Grossi besorgt über Lage im AKW

von Redaktion

Putin räumt negativen Einfluss der westlichen Sanktionen ein

Kiew – Zum zweiten Mal seit Beginn des russischen Angriffskriegs in der Ukraine hat der Chef der Internationalen Atomenergiebehörde (IAEA) das russisch besetzte Kernkraftwerk Saporischschja besucht. Rafael Grossi zeigte sich gestern nach seiner Inspektion besorgt. „Offensichtlich verbessert sich die Situation nicht. Im Gegenteil, die militärischen Aktivitäten um das Gebiet nehmen zu“, sagte er nach Angaben russischer Medien.

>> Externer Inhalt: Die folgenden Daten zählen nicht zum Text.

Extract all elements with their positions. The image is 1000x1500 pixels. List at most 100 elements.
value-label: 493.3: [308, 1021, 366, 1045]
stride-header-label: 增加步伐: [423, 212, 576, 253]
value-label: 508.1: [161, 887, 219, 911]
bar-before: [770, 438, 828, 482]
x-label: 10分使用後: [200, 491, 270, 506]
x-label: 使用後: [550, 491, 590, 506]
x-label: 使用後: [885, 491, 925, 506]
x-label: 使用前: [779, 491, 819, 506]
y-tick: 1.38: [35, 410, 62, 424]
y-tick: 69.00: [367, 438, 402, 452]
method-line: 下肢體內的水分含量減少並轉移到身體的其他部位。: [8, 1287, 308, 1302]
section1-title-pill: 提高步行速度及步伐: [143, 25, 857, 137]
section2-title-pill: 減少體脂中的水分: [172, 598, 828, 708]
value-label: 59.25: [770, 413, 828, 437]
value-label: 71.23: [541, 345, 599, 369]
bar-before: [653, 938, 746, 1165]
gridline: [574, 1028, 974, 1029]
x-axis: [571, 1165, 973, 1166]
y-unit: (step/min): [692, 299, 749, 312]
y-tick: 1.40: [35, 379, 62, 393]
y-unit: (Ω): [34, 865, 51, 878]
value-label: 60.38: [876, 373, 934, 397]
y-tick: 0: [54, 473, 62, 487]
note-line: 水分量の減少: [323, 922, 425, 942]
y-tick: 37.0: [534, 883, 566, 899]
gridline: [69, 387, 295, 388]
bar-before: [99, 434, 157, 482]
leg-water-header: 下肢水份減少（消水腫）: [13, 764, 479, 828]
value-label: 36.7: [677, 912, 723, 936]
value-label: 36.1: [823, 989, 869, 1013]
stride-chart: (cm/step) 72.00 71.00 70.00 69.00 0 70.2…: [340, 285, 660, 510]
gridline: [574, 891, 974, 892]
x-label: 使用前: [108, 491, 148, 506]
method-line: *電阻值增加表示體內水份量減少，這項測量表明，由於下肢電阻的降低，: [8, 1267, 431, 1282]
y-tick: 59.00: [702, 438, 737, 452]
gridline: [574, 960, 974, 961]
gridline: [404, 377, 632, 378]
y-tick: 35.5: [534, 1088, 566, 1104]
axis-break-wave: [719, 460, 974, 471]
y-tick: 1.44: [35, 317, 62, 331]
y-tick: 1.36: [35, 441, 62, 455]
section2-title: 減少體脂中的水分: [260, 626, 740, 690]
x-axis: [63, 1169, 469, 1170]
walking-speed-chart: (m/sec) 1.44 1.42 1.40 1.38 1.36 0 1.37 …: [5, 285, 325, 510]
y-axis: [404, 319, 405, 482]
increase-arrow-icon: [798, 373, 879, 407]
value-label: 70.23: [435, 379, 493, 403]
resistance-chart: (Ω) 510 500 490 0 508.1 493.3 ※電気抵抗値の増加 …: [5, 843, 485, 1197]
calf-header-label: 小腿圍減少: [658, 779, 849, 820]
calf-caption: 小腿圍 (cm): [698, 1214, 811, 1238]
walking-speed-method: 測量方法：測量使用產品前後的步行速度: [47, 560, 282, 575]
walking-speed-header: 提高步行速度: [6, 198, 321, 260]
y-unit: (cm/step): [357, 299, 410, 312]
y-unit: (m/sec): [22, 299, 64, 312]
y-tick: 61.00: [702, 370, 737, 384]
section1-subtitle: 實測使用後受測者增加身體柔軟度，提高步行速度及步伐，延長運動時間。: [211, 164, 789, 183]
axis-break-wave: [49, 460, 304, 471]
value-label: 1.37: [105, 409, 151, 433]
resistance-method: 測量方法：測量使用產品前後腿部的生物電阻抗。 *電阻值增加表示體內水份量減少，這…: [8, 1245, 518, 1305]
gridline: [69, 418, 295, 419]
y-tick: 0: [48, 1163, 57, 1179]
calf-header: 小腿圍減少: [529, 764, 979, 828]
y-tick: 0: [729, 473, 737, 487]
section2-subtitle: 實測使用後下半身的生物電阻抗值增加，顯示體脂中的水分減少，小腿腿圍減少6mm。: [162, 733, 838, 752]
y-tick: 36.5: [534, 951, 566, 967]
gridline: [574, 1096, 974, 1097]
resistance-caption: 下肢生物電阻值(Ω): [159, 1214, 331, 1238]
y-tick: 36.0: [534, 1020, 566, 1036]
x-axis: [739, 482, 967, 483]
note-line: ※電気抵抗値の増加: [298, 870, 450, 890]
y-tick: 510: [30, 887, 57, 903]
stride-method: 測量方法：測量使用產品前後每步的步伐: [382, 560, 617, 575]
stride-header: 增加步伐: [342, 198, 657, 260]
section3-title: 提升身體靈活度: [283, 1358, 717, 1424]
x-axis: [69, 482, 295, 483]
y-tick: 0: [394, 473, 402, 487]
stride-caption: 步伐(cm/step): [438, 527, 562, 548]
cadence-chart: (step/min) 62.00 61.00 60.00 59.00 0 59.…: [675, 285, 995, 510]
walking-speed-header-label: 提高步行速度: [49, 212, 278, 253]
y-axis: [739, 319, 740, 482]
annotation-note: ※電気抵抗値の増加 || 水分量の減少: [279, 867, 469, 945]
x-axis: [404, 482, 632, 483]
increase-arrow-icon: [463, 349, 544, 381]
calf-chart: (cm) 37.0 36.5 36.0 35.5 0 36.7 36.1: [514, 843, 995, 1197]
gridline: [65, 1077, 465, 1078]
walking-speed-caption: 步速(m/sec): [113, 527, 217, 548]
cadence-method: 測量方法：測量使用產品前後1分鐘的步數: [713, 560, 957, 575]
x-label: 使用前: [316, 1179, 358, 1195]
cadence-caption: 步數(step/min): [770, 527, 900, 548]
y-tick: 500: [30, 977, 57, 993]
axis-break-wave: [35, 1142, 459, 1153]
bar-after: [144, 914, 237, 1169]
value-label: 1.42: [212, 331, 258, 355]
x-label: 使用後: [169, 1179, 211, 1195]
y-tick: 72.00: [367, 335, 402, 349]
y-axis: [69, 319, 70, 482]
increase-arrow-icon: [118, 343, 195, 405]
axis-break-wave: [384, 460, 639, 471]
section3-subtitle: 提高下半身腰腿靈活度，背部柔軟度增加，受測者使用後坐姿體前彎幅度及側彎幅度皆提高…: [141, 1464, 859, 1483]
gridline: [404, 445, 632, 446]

Er hatte Europas größtes Kernkraftwerk zuvor bereits im September besucht.

Grossi bekräftigte demnach Pläne zu einem Sicherheitskonzept für das AKW. Die russischen und die ukrainischen Truppen werfen sich gegenseitig Beschuss des Kernkraftwerks vor. Grossi sagte, dass nun mit beiden Seiten Sicherheitsvorkehrungen besprochen werden sollen, um einen atomaren Zwischenfall mit radioaktiven Auswirkungen zu verhindern.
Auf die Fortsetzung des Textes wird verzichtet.